9. On the Origin of Species, Charles Darwin: Many pro-evolutionists online display no understanding that the pro-evolution scientific community rejects the bulk of Darwin’s initial findings about evolution.

8. Les Miserables, Victor Hugo and A Tale of Two Cities, Charles Dickens: Virtually every bit of literature about the French Revolution could be tied here, though ignorance of it might inspire fun future headlines, such as “De Blasio Brandishes Knitting Needles, Calls For ‘The People’s Guillotine’ To Be Erected In Times Square.”

7. 1984, George Orwell: A great example of a book people think they have read because they have seen a television ad. On Youtube.

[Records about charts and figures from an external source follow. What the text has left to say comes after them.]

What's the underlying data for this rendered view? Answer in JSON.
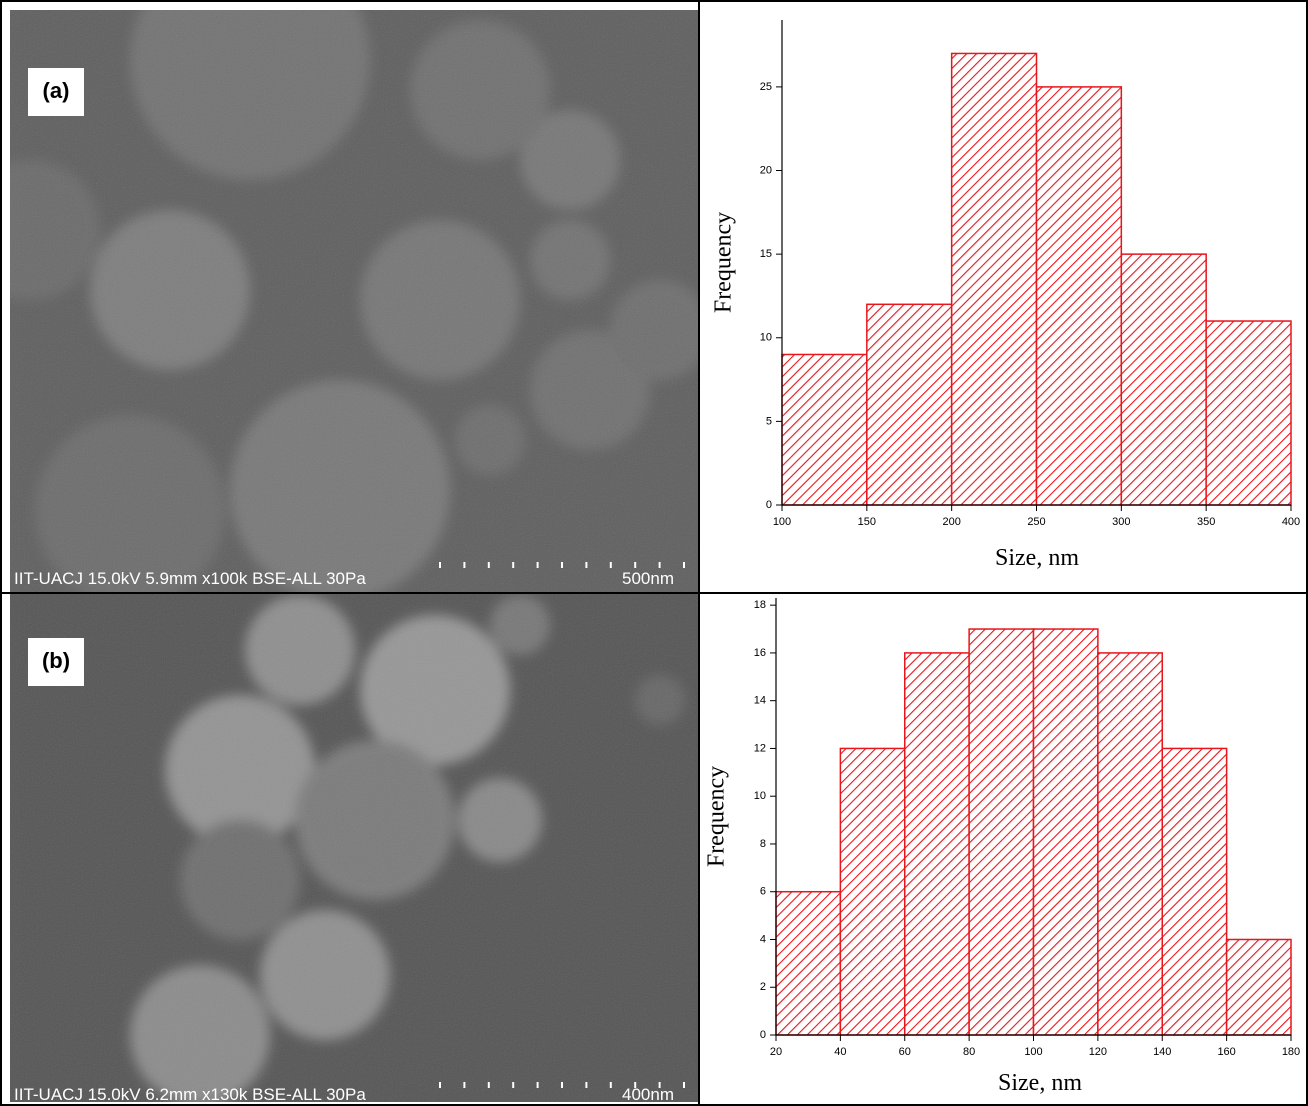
{
  "panels": [
    {
      "label": "(a)",
      "caption": "IIT-UACJ 15.0kV 5.9mm x100k BSE-ALL 30Pa",
      "scale_bar": "500nm"
    },
    {
      "label": "(b)",
      "caption": "IIT-UACJ 15.0kV 6.2mm x130k BSE-ALL 30Pa",
      "scale_bar": "400nm"
    }
  ],
  "chart_data": [
    {
      "type": "histogram",
      "xlabel": "Size, nm",
      "ylabel": "Frequency",
      "bins": [
        100,
        150,
        200,
        250,
        300,
        350,
        400
      ],
      "values": [
        9,
        12,
        27,
        25,
        15,
        11
      ],
      "color": "#e8151b",
      "xlim": [
        100,
        400
      ],
      "ylim": [
        0,
        29
      ],
      "xticks": [
        100,
        150,
        200,
        250,
        300,
        350,
        400
      ],
      "yticks": [
        0,
        5,
        10,
        15,
        20,
        25
      ]
    },
    {
      "type": "histogram",
      "xlabel": "Size, nm",
      "ylabel": "Frequency",
      "bins": [
        20,
        40,
        60,
        80,
        100,
        120,
        140,
        160,
        180
      ],
      "values": [
        6,
        12,
        16,
        17,
        17,
        16,
        12,
        4
      ],
      "color": "#e8151b",
      "xlim": [
        20,
        180
      ],
      "ylim": [
        0,
        18.3
      ],
      "xticks": [
        20,
        40,
        60,
        80,
        100,
        120,
        140,
        160,
        180
      ],
      "yticks": [
        0,
        2,
        4,
        6,
        8,
        10,
        12,
        14,
        16,
        18
      ]
    }
  ]
}
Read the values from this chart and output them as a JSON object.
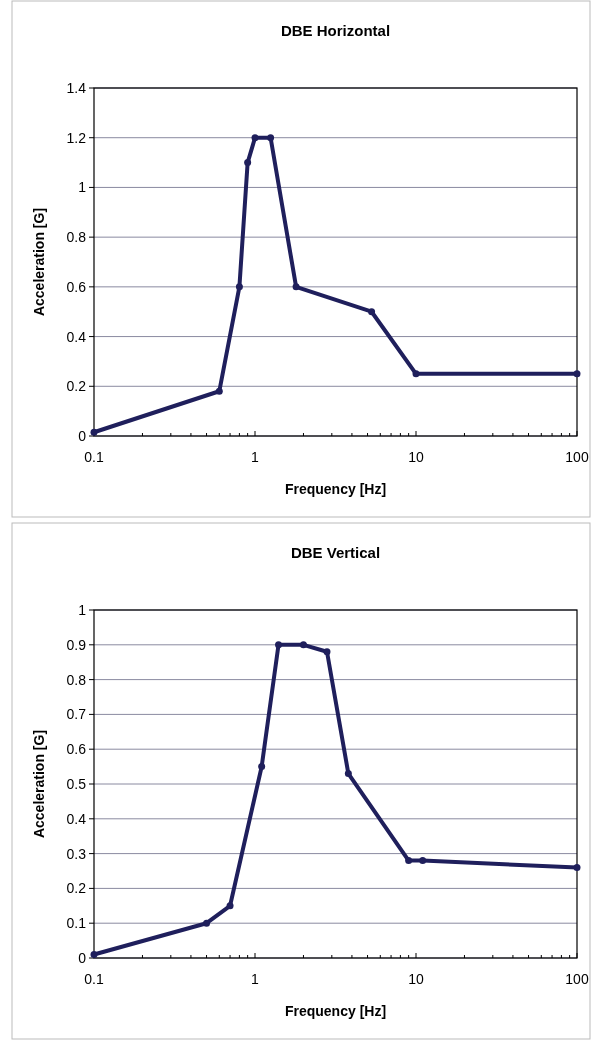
{
  "chart_data": [
    {
      "type": "line",
      "title": "DBE Horizontal",
      "xlabel": "Frequency [Hz]",
      "ylabel": "Acceleration [G]",
      "log": "x",
      "grid": "y",
      "marker": "circle",
      "line_style": "solid",
      "xlim": [
        0.1,
        100
      ],
      "ylim": [
        0,
        1.4
      ],
      "yticks": [
        0,
        0.2,
        0.4,
        0.6,
        0.8,
        1,
        1.2,
        1.4
      ],
      "xticks": [
        0.1,
        {
          "value": 0.2,
          "label": null
        },
        {
          "value": 0.3,
          "label": null
        },
        {
          "value": 0.4,
          "label": null
        },
        {
          "value": 0.5,
          "label": null
        },
        {
          "value": 0.6,
          "label": null
        },
        {
          "value": 0.7,
          "label": null
        },
        {
          "value": 0.8,
          "label": null
        },
        {
          "value": 0.9,
          "label": null
        },
        1,
        {
          "value": 2,
          "label": null
        },
        {
          "value": 3,
          "label": null
        },
        {
          "value": 4,
          "label": null
        },
        {
          "value": 5,
          "label": null
        },
        {
          "value": 6,
          "label": null
        },
        {
          "value": 7,
          "label": null
        },
        {
          "value": 8,
          "label": null
        },
        {
          "value": 9,
          "label": null
        },
        10,
        {
          "value": 20,
          "label": null
        },
        {
          "value": 30,
          "label": null
        },
        {
          "value": 40,
          "label": null
        },
        {
          "value": 50,
          "label": null
        },
        {
          "value": 60,
          "label": null
        },
        {
          "value": 70,
          "label": null
        },
        {
          "value": 80,
          "label": null
        },
        {
          "value": 90,
          "label": null
        },
        100
      ],
      "x": [
        0.1,
        0.6,
        0.8,
        0.9,
        1,
        1.25,
        1.8,
        5.3,
        10,
        100
      ],
      "series": [
        {
          "color": "#1f1f5c",
          "values": [
            0.015,
            0.18,
            0.6,
            1.1,
            1.2,
            1.2,
            0.6,
            0.5,
            0.25,
            0.25
          ]
        }
      ]
    },
    {
      "type": "line",
      "title": "DBE Vertical",
      "xlabel": "Frequency [Hz]",
      "ylabel": "Acceleration [G]",
      "log": "x",
      "grid": "y",
      "marker": "circle",
      "line_style": "solid",
      "xlim": [
        0.1,
        100
      ],
      "ylim": [
        0,
        1
      ],
      "yticks": [
        0,
        0.1,
        0.2,
        0.3,
        0.4,
        0.5,
        0.6,
        0.7,
        0.8,
        0.9,
        1
      ],
      "xticks": [
        0.1,
        {
          "value": 0.2,
          "label": null
        },
        {
          "value": 0.3,
          "label": null
        },
        {
          "value": 0.4,
          "label": null
        },
        {
          "value": 0.5,
          "label": null
        },
        {
          "value": 0.6,
          "label": null
        },
        {
          "value": 0.7,
          "label": null
        },
        {
          "value": 0.8,
          "label": null
        },
        {
          "value": 0.9,
          "label": null
        },
        1,
        {
          "value": 2,
          "label": null
        },
        {
          "value": 3,
          "label": null
        },
        {
          "value": 4,
          "label": null
        },
        {
          "value": 5,
          "label": null
        },
        {
          "value": 6,
          "label": null
        },
        {
          "value": 7,
          "label": null
        },
        {
          "value": 8,
          "label": null
        },
        {
          "value": 9,
          "label": null
        },
        10,
        {
          "value": 20,
          "label": null
        },
        {
          "value": 30,
          "label": null
        },
        {
          "value": 40,
          "label": null
        },
        {
          "value": 50,
          "label": null
        },
        {
          "value": 60,
          "label": null
        },
        {
          "value": 70,
          "label": null
        },
        {
          "value": 80,
          "label": null
        },
        {
          "value": 90,
          "label": null
        },
        100
      ],
      "x": [
        0.1,
        0.5,
        0.7,
        1.1,
        1.4,
        2,
        2.8,
        3.8,
        9,
        11,
        100
      ],
      "series": [
        {
          "color": "#1f1f5c",
          "values": [
            0.01,
            0.1,
            0.15,
            0.55,
            0.9,
            0.9,
            0.88,
            0.53,
            0.28,
            0.28,
            0.26
          ]
        }
      ]
    }
  ]
}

6. Democracy in America, Alexis De Tocqueville: Politicians are the worst about this, quoting and misquoting the writings of the Tocqueville without ever bothering to actually read this essential work. But politicians do this a lot – with The Federalist Papers and The Constitution, too.

Read the rest here.

I have read # 10, 7, 3 and 2 multiple times each and expect I will read them again.  I’ve read de Tocqueville and Tale of Two Cities once. I have looked up stuff in Wealth of Nations but never read it despite having read von Hayek, von Mises, Galbraith, Friedman, Veblen and Marx. I can’t muster much enthusiasm either for Melville or James Joyce, though if forced to choose, I’d select the former.

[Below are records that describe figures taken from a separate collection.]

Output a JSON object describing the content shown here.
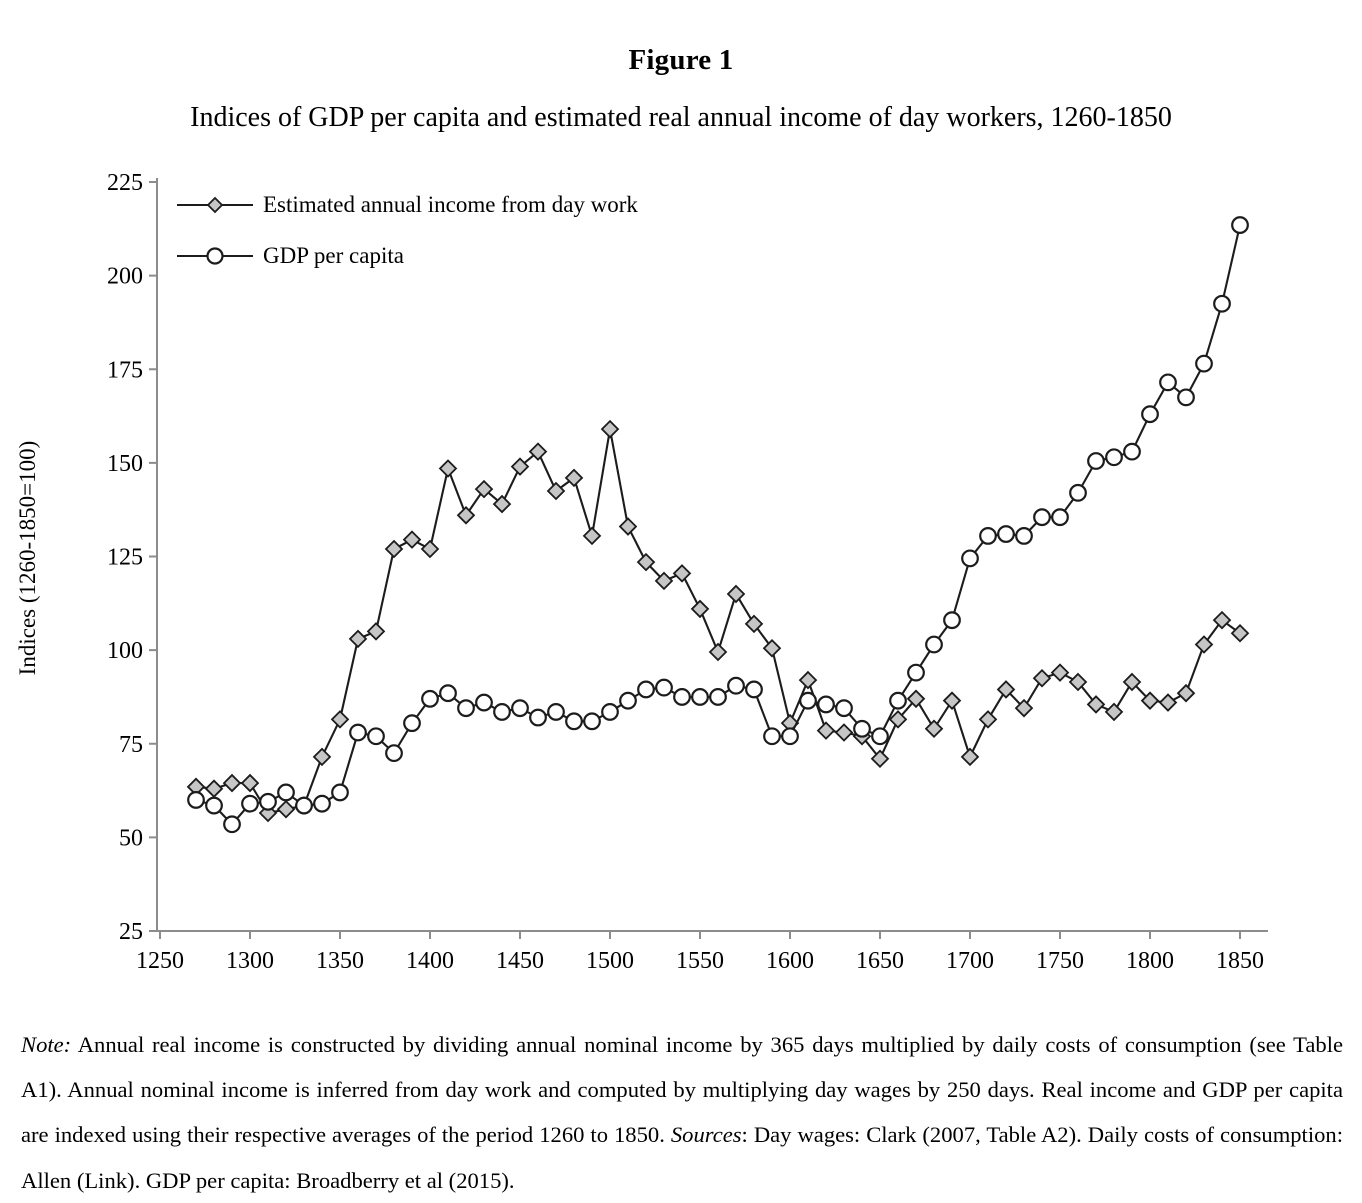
{
  "figure": {
    "title": "Figure 1",
    "subtitle": "Indices of GDP per capita and estimated real annual income of day workers, 1260-1850"
  },
  "chart_data": {
    "type": "line",
    "title": "Indices of GDP per capita and estimated real annual income of day workers, 1260-1850",
    "xlabel": "",
    "ylabel": "Indices (1260-1850=100)",
    "xlim": [
      1250,
      1867
    ],
    "ylim": [
      25,
      225
    ],
    "x_ticks": [
      1250,
      1300,
      1350,
      1400,
      1450,
      1500,
      1550,
      1600,
      1650,
      1700,
      1750,
      1800,
      1850
    ],
    "y_ticks": [
      25,
      50,
      75,
      100,
      125,
      150,
      175,
      200,
      225
    ],
    "grid": false,
    "legend_position": "top-left",
    "x": [
      1270,
      1280,
      1290,
      1300,
      1310,
      1320,
      1330,
      1340,
      1350,
      1360,
      1370,
      1380,
      1390,
      1400,
      1410,
      1420,
      1430,
      1440,
      1450,
      1460,
      1470,
      1480,
      1490,
      1500,
      1510,
      1520,
      1530,
      1540,
      1550,
      1560,
      1570,
      1580,
      1590,
      1600,
      1610,
      1620,
      1630,
      1640,
      1650,
      1660,
      1670,
      1680,
      1690,
      1700,
      1710,
      1720,
      1730,
      1740,
      1750,
      1760,
      1770,
      1780,
      1790,
      1800,
      1810,
      1820,
      1830,
      1840,
      1850
    ],
    "series": [
      {
        "name": "Estimated annual income from day work",
        "marker": "diamond",
        "values": [
          63.5,
          63,
          64.5,
          64.5,
          56.5,
          57.5,
          58.5,
          71.5,
          81.5,
          103,
          105,
          127,
          129.5,
          127,
          148.5,
          136,
          143,
          139,
          149,
          153,
          142.5,
          146,
          130.5,
          159,
          133,
          123.5,
          118.5,
          120.5,
          111,
          99.5,
          115,
          107,
          100.5,
          80.5,
          92,
          78.5,
          78,
          77,
          71,
          81.5,
          87,
          79,
          86.5,
          71.5,
          81.5,
          89.5,
          84.5,
          92.5,
          94,
          91.5,
          85.5,
          83.5,
          91.5,
          86.5,
          86,
          88.5,
          101.5,
          108,
          104.5
        ]
      },
      {
        "name": "GDP per capita",
        "marker": "circle",
        "values": [
          60,
          58.5,
          53.5,
          59,
          59.5,
          62,
          58.5,
          59,
          62,
          78,
          77,
          72.5,
          80.5,
          87,
          88.5,
          84.5,
          86,
          83.5,
          84.5,
          82,
          83.5,
          81,
          81,
          83.5,
          86.5,
          89.5,
          90,
          87.5,
          87.5,
          87.5,
          90.5,
          89.5,
          77,
          77,
          86.5,
          85.5,
          84.5,
          79,
          77,
          86.5,
          94,
          101.5,
          108,
          124.5,
          130.5,
          131,
          130.5,
          135.5,
          135.5,
          142,
          150.5,
          151.5,
          153,
          163,
          171.5,
          167.5,
          176.5,
          192.5,
          213.5
        ]
      }
    ]
  },
  "note": {
    "label": "Note:",
    "body": " Annual real income is constructed by dividing annual nominal income by 365 days multiplied by daily costs of consumption (see Table A1). Annual nominal income is inferred from day work and computed by multiplying day wages by 250 days. Real income and GDP per capita are indexed using their respective averages of the period 1260 to 1850. ",
    "sources_label": "Sources",
    "sources_body": ": Day wages: Clark (2007, Table A2). Daily costs of consumption: Allen (Link). GDP per capita: Broadberry et al (2015)."
  },
  "colors": {
    "line": "#1c1c1c",
    "axis": "#8c8c8c",
    "diamond_fill": "#c6c6c6",
    "circle_fill": "#ffffff",
    "text": "#000000"
  }
}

There’s a lot of intellectual merit – and consequent pride, sort of a nerd throw-down bragging rights – in conquering a “hard” book. I’ve read many that didn’t make that particular list, but perhaps should – Gibbon’s Decline and Fall of the Roman Empire,  Montesquieu’s The Spirit of the Laws, Clausewitz’s On War, Aristotle’s The Politics, Herodotus and Thucydides and (in a more modern vein) Barzun’s  Dawn to Decadence or Solzhenitsyn’s The Gulag Archipelago.  But there’s many more I have not yet read and worse, may never get to, for lack of time or inclination. My hat is off to those who have slogged through Hobbes’ Leviathan or Kant’s Critique of Pure Reason because I’m dubious that I ever will; and while I will probably get around to The Muqaddimah, I’m not sure if I will ever dive into Montaigne or Spengler or most of the great twentieth century novelists. Our time is scarce and so we must choose.

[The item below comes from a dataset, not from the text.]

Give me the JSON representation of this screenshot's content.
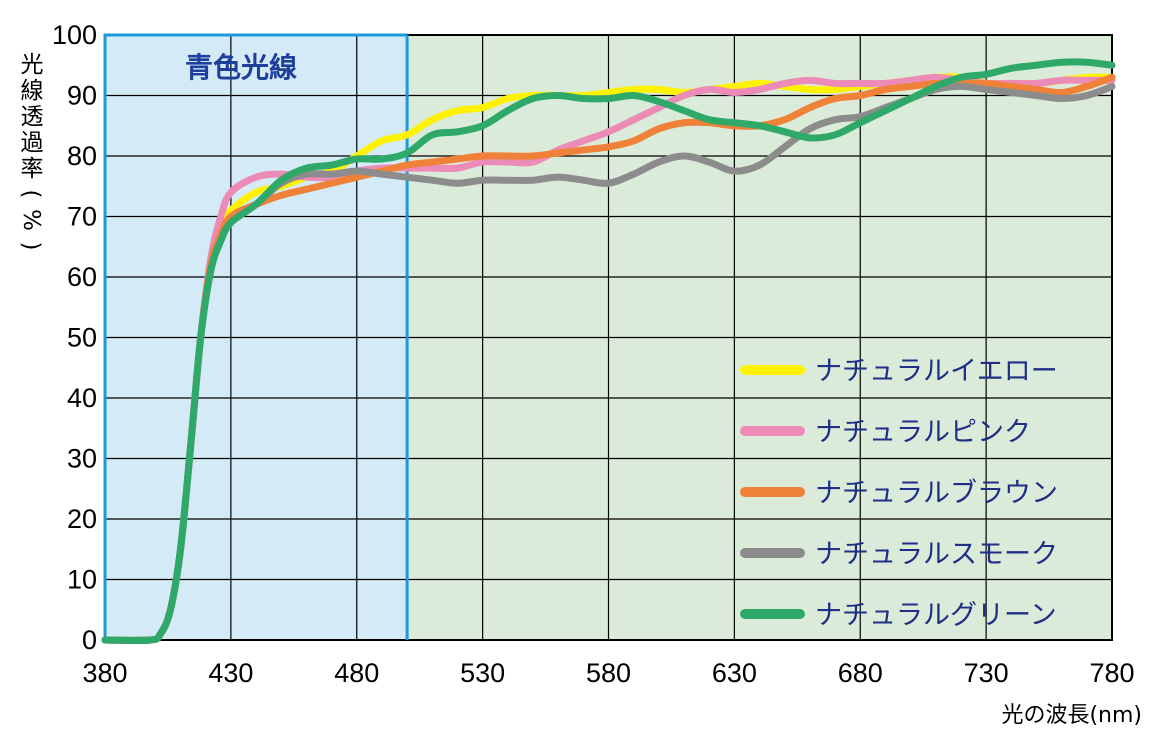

This is of course, what makes book-phonies so worthy of ridicule. There’s something pretentious and absurd about holding forth on a book you have not yourself read as if you were an expert. It’s not remotely as morally serious as the “Stolen honor” frauds who are regularly exposed faking military heroics, but the “Stolen intellect” pretenders to knowledge have a similar motivation and in the end, they are only fooling themselves.

What “hard” books do you take pride in having read?